The very latest TAS survey published this week and authored by the highly respected Chris Cheek, paints a worrying and gloomy picture for the UK Bus Industry, which reports that across the nation in 2012 revenue fell by 6%, even worse it showed that the UK workforce fell by 4%. The reality is that sadly this is no surprise and is indicative of the steady decline in Bus use over the last year since 2011.
The truth is that the last time the bus industry recorded profits was back in 2010/2011. This positive trend had been improving over the previous three years but today’s report shows quite honestly an industry appearing to be in decline in 2012. The report itself entitled Bus Industry Performance 2012 presents the results of its analysis of a total of 118 local UK bus Companies.
Even though cost control was proven to be well under control, the reality is that revenue growth has been well below inflation, and even though operators attempted to keep fare increases well below the National average quite simply less people are using buses. This decline is also across the whole of the UK, except interestingly Wales, what this means is that for whatever reason passengers are voting with their feet and not catching buses as often as they used too.
The two most profitable bus operators were identified as Midland Red South ( which sadly recently was fined over £2 million by the HSE after a fatal accident in Coventry) with 27.8%, and the Busways operation in Tyne and Wear trading as Stagecoach North East with 23%. These handsome percentages are at odds with the worst performing Companies, which ironically included another two Stagecoach operations Islwyn Borough which is part of the Stagecoach South Wales Company with 9.3 %, and East London Bus and Coach with 11.9%. The two worst however in the UK were First Devon and Cornwall on 9.3 % and Glasgow business number 2 at 7.3%.

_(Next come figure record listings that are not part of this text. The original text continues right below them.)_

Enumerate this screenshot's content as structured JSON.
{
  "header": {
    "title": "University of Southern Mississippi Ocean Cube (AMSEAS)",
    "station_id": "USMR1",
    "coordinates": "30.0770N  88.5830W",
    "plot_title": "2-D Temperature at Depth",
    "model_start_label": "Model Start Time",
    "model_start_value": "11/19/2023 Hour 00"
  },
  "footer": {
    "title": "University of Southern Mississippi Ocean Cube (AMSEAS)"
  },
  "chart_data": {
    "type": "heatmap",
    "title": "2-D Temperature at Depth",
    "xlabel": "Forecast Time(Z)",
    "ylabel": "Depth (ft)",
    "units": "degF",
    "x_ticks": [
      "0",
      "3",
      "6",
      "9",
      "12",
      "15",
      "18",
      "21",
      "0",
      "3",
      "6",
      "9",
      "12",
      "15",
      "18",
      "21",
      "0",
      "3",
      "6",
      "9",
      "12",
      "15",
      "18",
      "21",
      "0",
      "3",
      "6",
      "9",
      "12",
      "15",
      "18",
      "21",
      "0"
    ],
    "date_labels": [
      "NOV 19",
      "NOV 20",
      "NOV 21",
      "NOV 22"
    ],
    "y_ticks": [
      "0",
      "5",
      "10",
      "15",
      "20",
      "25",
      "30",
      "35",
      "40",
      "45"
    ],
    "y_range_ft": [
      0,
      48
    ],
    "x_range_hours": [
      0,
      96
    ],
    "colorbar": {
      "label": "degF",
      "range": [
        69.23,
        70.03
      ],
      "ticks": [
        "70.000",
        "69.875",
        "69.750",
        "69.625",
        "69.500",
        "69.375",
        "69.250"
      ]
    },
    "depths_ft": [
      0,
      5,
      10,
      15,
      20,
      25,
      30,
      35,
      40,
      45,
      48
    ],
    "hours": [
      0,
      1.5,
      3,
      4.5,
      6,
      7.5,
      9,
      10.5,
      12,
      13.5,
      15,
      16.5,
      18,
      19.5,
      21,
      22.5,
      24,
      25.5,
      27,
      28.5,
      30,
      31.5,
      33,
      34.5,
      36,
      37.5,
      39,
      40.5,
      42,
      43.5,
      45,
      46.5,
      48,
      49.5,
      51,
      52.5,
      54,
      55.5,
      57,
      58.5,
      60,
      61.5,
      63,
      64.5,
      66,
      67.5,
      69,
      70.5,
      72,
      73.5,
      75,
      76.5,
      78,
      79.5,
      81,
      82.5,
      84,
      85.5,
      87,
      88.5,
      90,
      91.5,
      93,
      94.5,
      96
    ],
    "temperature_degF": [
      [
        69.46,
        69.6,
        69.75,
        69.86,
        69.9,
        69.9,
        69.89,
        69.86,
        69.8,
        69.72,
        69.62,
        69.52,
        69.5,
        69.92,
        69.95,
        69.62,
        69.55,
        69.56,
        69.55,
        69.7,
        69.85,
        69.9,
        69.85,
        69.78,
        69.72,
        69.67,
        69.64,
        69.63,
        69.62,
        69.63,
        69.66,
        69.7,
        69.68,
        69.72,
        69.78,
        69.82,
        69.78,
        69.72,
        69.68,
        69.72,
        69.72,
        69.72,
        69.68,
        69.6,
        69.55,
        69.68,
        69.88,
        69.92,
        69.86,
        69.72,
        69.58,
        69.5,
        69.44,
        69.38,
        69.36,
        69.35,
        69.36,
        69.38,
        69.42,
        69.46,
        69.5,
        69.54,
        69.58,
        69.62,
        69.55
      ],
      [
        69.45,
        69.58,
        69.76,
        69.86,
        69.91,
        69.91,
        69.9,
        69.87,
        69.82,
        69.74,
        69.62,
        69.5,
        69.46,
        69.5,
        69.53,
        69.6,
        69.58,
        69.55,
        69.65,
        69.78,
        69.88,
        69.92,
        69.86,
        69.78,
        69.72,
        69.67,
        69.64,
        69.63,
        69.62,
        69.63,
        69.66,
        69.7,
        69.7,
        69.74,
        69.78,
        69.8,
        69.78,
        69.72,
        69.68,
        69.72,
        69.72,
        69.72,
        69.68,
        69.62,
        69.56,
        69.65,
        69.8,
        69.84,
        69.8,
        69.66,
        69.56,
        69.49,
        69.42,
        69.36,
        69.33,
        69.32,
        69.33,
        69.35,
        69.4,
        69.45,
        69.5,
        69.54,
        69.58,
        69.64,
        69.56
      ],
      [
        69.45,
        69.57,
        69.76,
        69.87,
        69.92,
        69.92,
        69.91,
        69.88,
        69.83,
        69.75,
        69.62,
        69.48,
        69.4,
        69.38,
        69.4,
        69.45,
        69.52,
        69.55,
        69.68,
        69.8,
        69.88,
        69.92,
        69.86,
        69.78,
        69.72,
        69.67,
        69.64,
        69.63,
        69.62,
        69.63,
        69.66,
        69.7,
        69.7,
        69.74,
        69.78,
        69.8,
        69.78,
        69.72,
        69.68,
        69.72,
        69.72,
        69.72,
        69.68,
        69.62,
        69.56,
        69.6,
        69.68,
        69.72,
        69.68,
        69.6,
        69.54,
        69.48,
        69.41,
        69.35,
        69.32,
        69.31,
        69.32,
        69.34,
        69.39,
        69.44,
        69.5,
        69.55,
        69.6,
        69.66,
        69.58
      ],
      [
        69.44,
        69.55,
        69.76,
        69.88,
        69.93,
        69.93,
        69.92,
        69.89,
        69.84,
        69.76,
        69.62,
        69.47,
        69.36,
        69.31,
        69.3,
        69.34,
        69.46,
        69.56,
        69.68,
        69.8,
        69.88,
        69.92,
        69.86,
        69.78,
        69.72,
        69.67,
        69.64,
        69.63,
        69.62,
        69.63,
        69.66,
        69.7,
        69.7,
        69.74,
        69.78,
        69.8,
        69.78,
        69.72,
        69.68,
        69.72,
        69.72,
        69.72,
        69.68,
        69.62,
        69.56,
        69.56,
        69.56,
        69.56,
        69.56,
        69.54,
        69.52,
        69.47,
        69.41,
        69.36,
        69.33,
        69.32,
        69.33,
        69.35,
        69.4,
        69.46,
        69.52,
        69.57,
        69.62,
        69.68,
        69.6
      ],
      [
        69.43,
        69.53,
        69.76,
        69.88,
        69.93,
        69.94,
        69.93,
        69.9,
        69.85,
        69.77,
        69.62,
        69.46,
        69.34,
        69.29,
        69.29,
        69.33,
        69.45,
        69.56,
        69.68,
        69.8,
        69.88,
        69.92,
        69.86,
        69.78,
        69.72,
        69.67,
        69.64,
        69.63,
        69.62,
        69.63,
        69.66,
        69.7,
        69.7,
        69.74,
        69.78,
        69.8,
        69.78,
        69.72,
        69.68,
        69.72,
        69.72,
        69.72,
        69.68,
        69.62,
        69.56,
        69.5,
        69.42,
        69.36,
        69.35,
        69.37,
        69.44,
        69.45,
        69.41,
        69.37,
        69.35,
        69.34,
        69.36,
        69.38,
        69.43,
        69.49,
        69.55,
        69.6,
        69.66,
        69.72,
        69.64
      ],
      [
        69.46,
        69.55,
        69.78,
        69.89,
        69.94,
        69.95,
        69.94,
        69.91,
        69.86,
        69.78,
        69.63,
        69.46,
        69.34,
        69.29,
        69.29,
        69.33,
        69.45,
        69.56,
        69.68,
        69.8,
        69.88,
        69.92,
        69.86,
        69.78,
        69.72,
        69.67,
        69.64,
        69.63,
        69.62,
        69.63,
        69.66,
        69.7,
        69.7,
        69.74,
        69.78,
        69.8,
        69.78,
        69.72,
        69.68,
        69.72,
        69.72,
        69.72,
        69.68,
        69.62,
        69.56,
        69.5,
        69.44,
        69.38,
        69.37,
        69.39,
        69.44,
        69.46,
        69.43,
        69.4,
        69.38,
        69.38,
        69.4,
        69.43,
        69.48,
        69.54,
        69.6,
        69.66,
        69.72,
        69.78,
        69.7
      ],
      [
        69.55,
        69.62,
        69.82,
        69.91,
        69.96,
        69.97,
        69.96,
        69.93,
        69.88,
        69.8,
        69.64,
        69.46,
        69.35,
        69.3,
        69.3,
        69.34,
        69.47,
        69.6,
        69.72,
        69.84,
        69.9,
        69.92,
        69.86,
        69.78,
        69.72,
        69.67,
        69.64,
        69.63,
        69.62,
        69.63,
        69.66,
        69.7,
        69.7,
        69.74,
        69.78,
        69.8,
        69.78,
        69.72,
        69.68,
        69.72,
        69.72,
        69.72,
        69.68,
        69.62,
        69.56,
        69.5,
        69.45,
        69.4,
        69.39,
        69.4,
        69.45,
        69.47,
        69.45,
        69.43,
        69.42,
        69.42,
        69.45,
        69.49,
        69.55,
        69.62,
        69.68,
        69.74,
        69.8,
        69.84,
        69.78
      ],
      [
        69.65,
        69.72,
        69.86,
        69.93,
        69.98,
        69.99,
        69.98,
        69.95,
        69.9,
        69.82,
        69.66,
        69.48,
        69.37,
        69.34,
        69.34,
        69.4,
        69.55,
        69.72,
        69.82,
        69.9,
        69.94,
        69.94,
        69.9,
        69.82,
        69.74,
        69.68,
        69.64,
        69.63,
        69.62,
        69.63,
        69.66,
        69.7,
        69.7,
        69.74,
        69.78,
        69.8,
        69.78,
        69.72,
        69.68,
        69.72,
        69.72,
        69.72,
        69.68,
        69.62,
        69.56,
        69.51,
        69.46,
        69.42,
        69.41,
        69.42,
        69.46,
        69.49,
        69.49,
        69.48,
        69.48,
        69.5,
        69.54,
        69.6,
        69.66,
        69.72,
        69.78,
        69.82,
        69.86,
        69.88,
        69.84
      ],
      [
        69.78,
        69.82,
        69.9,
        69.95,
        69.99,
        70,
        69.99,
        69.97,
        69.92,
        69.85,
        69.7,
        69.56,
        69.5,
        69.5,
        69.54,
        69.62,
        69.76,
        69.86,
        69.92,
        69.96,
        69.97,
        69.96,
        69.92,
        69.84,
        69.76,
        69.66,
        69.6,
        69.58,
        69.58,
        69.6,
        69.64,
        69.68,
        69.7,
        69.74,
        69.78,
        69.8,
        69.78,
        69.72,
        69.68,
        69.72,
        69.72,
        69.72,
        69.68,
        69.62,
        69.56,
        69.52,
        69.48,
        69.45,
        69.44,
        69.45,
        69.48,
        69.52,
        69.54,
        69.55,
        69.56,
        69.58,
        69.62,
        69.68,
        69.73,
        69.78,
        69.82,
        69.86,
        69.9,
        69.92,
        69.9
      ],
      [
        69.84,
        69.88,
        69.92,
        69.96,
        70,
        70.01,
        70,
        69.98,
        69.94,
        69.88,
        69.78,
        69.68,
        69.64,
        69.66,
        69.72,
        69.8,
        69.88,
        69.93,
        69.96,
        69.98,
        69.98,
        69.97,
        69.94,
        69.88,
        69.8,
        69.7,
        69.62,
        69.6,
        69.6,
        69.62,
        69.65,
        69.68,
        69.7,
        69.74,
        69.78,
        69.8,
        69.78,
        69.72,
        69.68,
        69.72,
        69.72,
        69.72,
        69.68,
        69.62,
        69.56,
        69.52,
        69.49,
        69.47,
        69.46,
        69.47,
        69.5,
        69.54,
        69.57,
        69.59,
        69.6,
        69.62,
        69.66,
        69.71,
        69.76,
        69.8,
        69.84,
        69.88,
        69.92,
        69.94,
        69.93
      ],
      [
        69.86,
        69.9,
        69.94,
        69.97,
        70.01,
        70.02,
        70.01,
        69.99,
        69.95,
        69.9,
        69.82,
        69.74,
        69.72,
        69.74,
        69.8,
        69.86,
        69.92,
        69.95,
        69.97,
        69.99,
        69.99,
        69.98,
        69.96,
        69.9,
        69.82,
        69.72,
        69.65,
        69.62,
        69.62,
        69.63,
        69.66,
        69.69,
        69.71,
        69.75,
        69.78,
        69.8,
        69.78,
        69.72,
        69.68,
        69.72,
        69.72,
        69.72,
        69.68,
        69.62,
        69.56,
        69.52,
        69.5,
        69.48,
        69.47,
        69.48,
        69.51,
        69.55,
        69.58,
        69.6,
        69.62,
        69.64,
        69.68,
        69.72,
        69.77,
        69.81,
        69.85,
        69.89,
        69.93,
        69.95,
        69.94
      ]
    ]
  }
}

So what are we to conclude from the results of 2012? Well clearly it is concerning to observe that the trends across the UK do not make good reading. It begs the question about why the public are using buses less than they had been for the previous three years. My guess is that the truth is that congestion is slowly but surely starting to strangle the road networks across the UK s towns and cities. In truth the unchecked access to city centres for the private car is all very well, but there is only so much capacity. Bus services are only as good as their ability to keep to a bus timetable, once passengers lose confidence in the bus to keep to the timetable, especially at peak times, then punters will seek and find alternatives.
Clearly the solution lies in Bus priority and implementing pro Bus measures to tackle congestion and air quality issues that in 2019, are quite rightly under increasing political and public scrutiny. Trends are clearly changing the public are demanding better , cleaner, and greener alternatives and the bus is uniquely placed to cost effectively supply a workable and quality solution to today’s tech savvy and demanding bus users and more importantly car drivers. I fervently hope that post the Brexit debacle, public attention can focus on key aspects of providing the nation with a good, efficient, and good value for money bus network, before it is too late. Watch this space!